Iran is sending millions of dollars into the country to promote anti-U.S. sentiment. The money goes into the hands of the Umar Daudzai, chief of staff to President Hamid Karzai.

CBSNews.com Special Report: Afghanistan

CBS News correspondent Allen Pizzey reports that the cash reportedly gives Iranian ambassador Feda Hussein Maliki preferential access to Karzai's inner circle, an Iranian channel to poison relations with Washington.

"The Unites States and its NATO allies will be unable to stop any real, serious Iranian efforts to influence things in Afghanistan," says CBS News Afghanistan consultant Jere van Dyk.

The money won't necessarily buy Iran control, however.
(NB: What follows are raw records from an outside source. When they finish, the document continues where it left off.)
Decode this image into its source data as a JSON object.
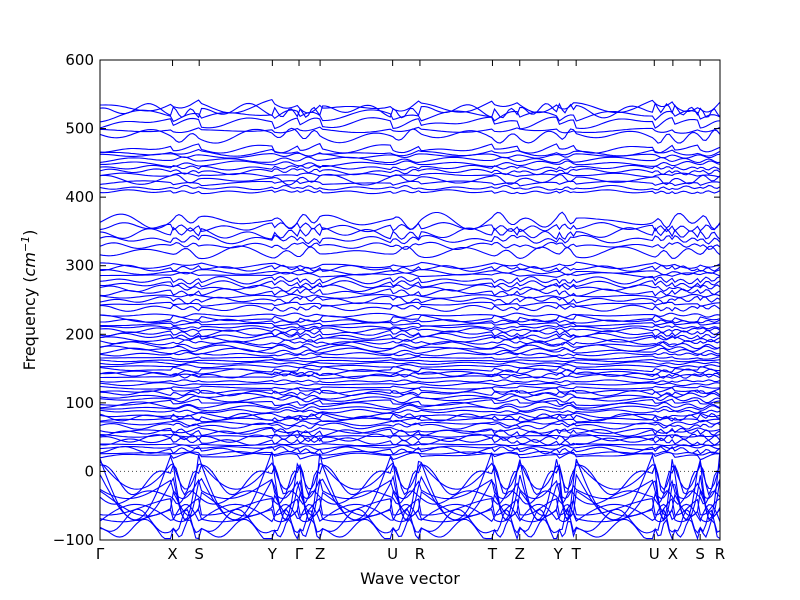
{
  "chart_data": {
    "type": "line",
    "title": "",
    "xlabel": "Wave vector",
    "ylabel": "Frequency (",
    "ylabel_unit": "cm",
    "ylabel_exp": "−1",
    "ylabel_close": ")",
    "ylim": [
      -100,
      600
    ],
    "yticks": [
      "−100",
      "0",
      "100",
      "200",
      "300",
      "400",
      "500",
      "600"
    ],
    "ytick_values": [
      -100,
      0,
      100,
      200,
      300,
      400,
      500,
      600
    ],
    "xlim": [
      0,
      1
    ],
    "high_symmetry_points": [
      {
        "label": "Γ",
        "x": 0.0
      },
      {
        "label": "X",
        "x": 0.117
      },
      {
        "label": "S",
        "x": 0.16
      },
      {
        "label": "Y",
        "x": 0.278
      },
      {
        "label": "Γ",
        "x": 0.321
      },
      {
        "label": "Z",
        "x": 0.355
      },
      {
        "label": "U",
        "x": 0.472
      },
      {
        "label": "R",
        "x": 0.516
      },
      {
        "label": "T",
        "x": 0.633
      },
      {
        "label": "Z",
        "x": 0.677
      },
      {
        "label": "Y",
        "x": 0.739
      },
      {
        "label": "T",
        "x": 0.768
      },
      {
        "label": "U",
        "x": 0.894
      },
      {
        "label": "X",
        "x": 0.924
      },
      {
        "label": "S",
        "x": 0.968
      },
      {
        "label": "R",
        "x": 1.0
      }
    ],
    "zero_line": true,
    "grid": false,
    "series_color": "#0000ff",
    "band_groups": [
      {
        "range": [
          -100,
          30
        ],
        "count": 12
      },
      {
        "range": [
          20,
          230
        ],
        "count": 48
      },
      {
        "range": [
          235,
          305
        ],
        "count": 12
      },
      {
        "range": [
          315,
          370
        ],
        "count": 6
      },
      {
        "range": [
          405,
          475
        ],
        "count": 12
      },
      {
        "range": [
          485,
          540
        ],
        "count": 6
      }
    ]
  }
}
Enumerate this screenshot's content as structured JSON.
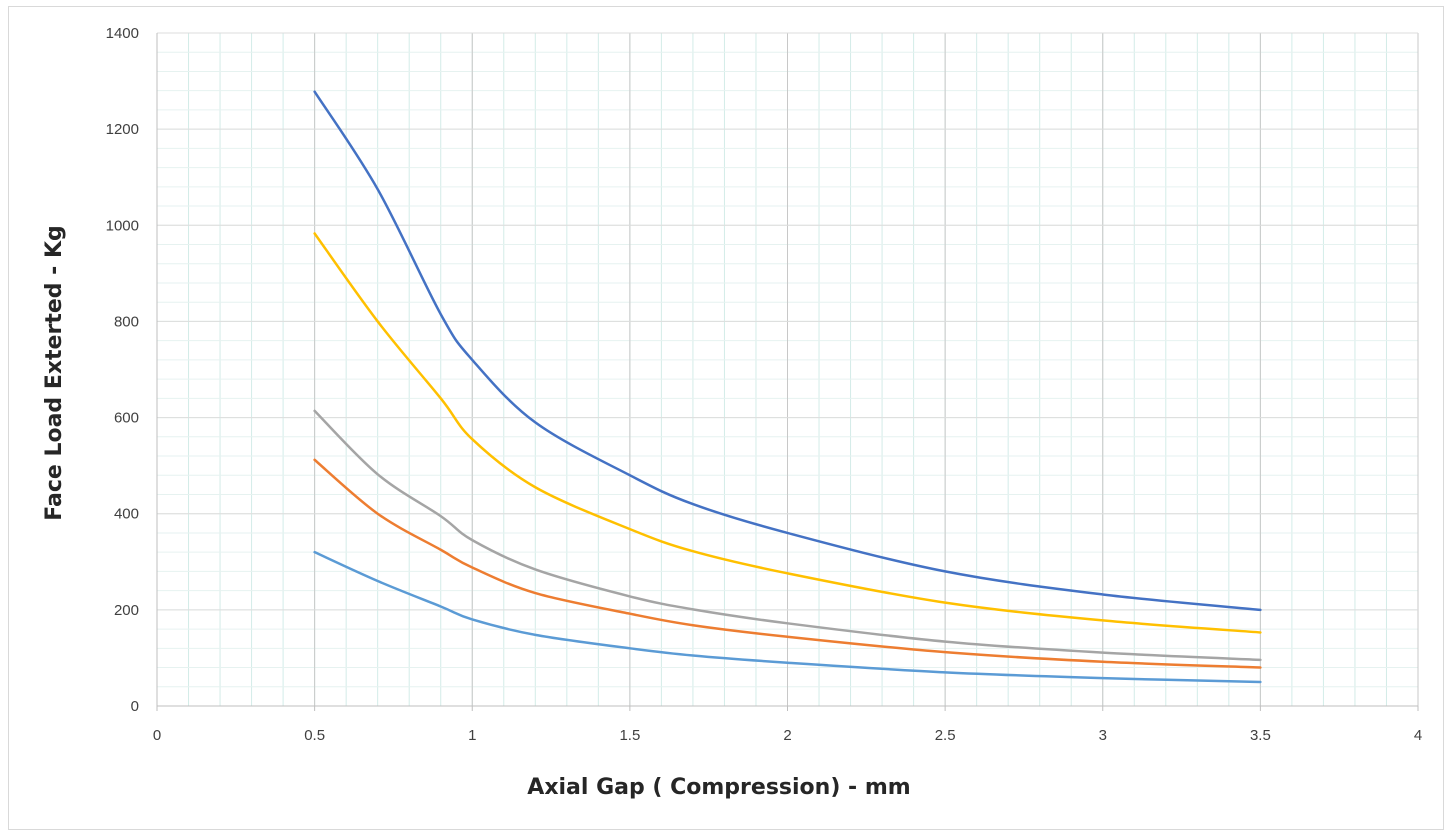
{
  "chart_data": {
    "type": "line",
    "title": "",
    "xlabel": "Axial Gap ( Compression) - mm",
    "ylabel": "Face Load Exterted - Kg",
    "xlim": [
      0,
      4
    ],
    "ylim": [
      0,
      1400
    ],
    "x_ticks": [
      "0",
      "0.5",
      "1",
      "1.5",
      "2",
      "2.5",
      "3",
      "3.5",
      "4"
    ],
    "y_ticks": [
      "0",
      "200",
      "400",
      "600",
      "800",
      "1000",
      "1200",
      "1400"
    ],
    "x_major_step": 0.5,
    "x_minor_step": 0.1,
    "y_major_step": 200,
    "y_minor_step": 40,
    "grid": true,
    "legend": "none",
    "x": [
      0.5,
      0.7,
      0.9,
      1.0,
      1.2,
      1.5,
      1.7,
      2.0,
      2.5,
      3.0,
      3.5
    ],
    "series": [
      {
        "color": "#4472c4",
        "values": [
          1278,
          1075,
          815,
          720,
          590,
          480,
          420,
          360,
          280,
          232,
          200
        ]
      },
      {
        "color": "#ffc000",
        "values": [
          983,
          800,
          640,
          555,
          455,
          368,
          322,
          276,
          215,
          178,
          153
        ]
      },
      {
        "color": "#a5a5a5",
        "values": [
          614,
          482,
          395,
          345,
          284,
          228,
          201,
          172,
          134,
          111,
          96
        ]
      },
      {
        "color": "#ed7d31",
        "values": [
          512,
          400,
          325,
          288,
          235,
          192,
          168,
          144,
          112,
          92,
          80
        ]
      },
      {
        "color": "#5b9bd5",
        "values": [
          320,
          260,
          207,
          180,
          148,
          120,
          105,
          90,
          70,
          58,
          50
        ]
      }
    ]
  }
}
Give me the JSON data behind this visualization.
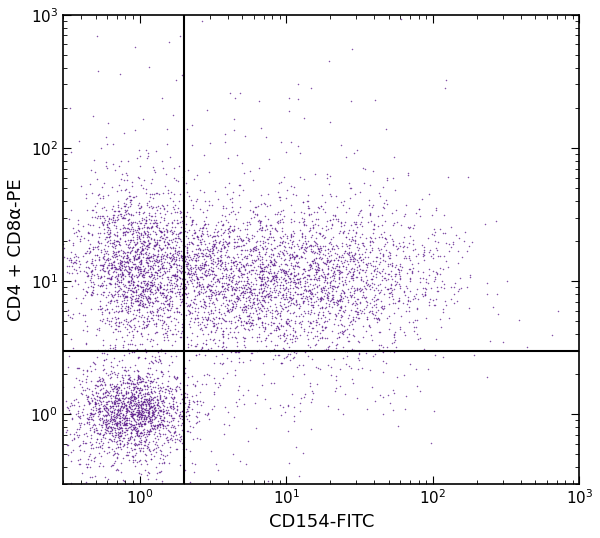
{
  "dot_color": "#5B1A8B",
  "dot_alpha": 0.75,
  "dot_size": 1.2,
  "xlabel": "CD154-FITC",
  "ylabel": "CD4 + CD8α-PE",
  "xline": 2.0,
  "yline": 3.0,
  "xlim": [
    0.3,
    1000
  ],
  "ylim": [
    0.3,
    1000
  ],
  "background_color": "#ffffff",
  "figure_size": [
    6.0,
    5.38
  ],
  "dpi": 100,
  "clusters": [
    {
      "name": "lower_left_core",
      "center_x_log": -0.05,
      "center_y_log": 0.02,
      "std_x": 0.18,
      "std_y": 0.15,
      "n_points": 1200
    },
    {
      "name": "lower_left_spread",
      "center_x_log": -0.1,
      "center_y_log": -0.05,
      "std_x": 0.28,
      "std_y": 0.25,
      "n_points": 600
    },
    {
      "name": "upper_left_core",
      "center_x_log": -0.05,
      "center_y_log": 1.15,
      "std_x": 0.2,
      "std_y": 0.3,
      "n_points": 1400
    },
    {
      "name": "upper_right_core",
      "center_x_log": 0.85,
      "center_y_log": 1.0,
      "std_x": 0.45,
      "std_y": 0.28,
      "n_points": 2200
    },
    {
      "name": "upper_right_high",
      "center_x_log": 1.5,
      "center_y_log": 1.05,
      "std_x": 0.4,
      "std_y": 0.3,
      "n_points": 800
    },
    {
      "name": "transition_zone",
      "center_x_log": 0.35,
      "center_y_log": 1.08,
      "std_x": 0.3,
      "std_y": 0.28,
      "n_points": 600
    },
    {
      "name": "sparse_high_y",
      "center_x_log": 0.6,
      "center_y_log": 2.0,
      "std_x": 0.6,
      "std_y": 0.5,
      "n_points": 120
    },
    {
      "name": "lower_right_sparse",
      "center_x_log": 1.0,
      "center_y_log": 0.3,
      "std_x": 0.5,
      "std_y": 0.3,
      "n_points": 150
    }
  ],
  "xtick_positions": [
    1,
    10,
    100,
    1000
  ],
  "ytick_positions": [
    1,
    10,
    100,
    1000
  ]
}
Karzai is on good terms with the Iranians. But he would find it difficult if not impossible to stay in power without U.S. backing.

So the Iranians are playing both sides of the battlefront, U.S. sources say, funding, training and supplying intelligence to some elements of the Taliban.

And just to underscore that Tehran can't be left out of the efforts to end the Afghan war, Iranian diplomats were included in high level talks held recently in Rome last week.

"We recognize that Iran has a role to play in the peaceful settlement of the situation in Afghanistan," says U.S. Special Envoy to Afghanistan Richard Holbrooke.

Iranian president Mahmoud Ahmadinejad seems to see that role in less than diplomatic terms. During a visit to Lebanon he said the best exit from Afghanistan for what he called "the occupiers" was to apologize and pay compensation. Presumably that would be different from bags of cash.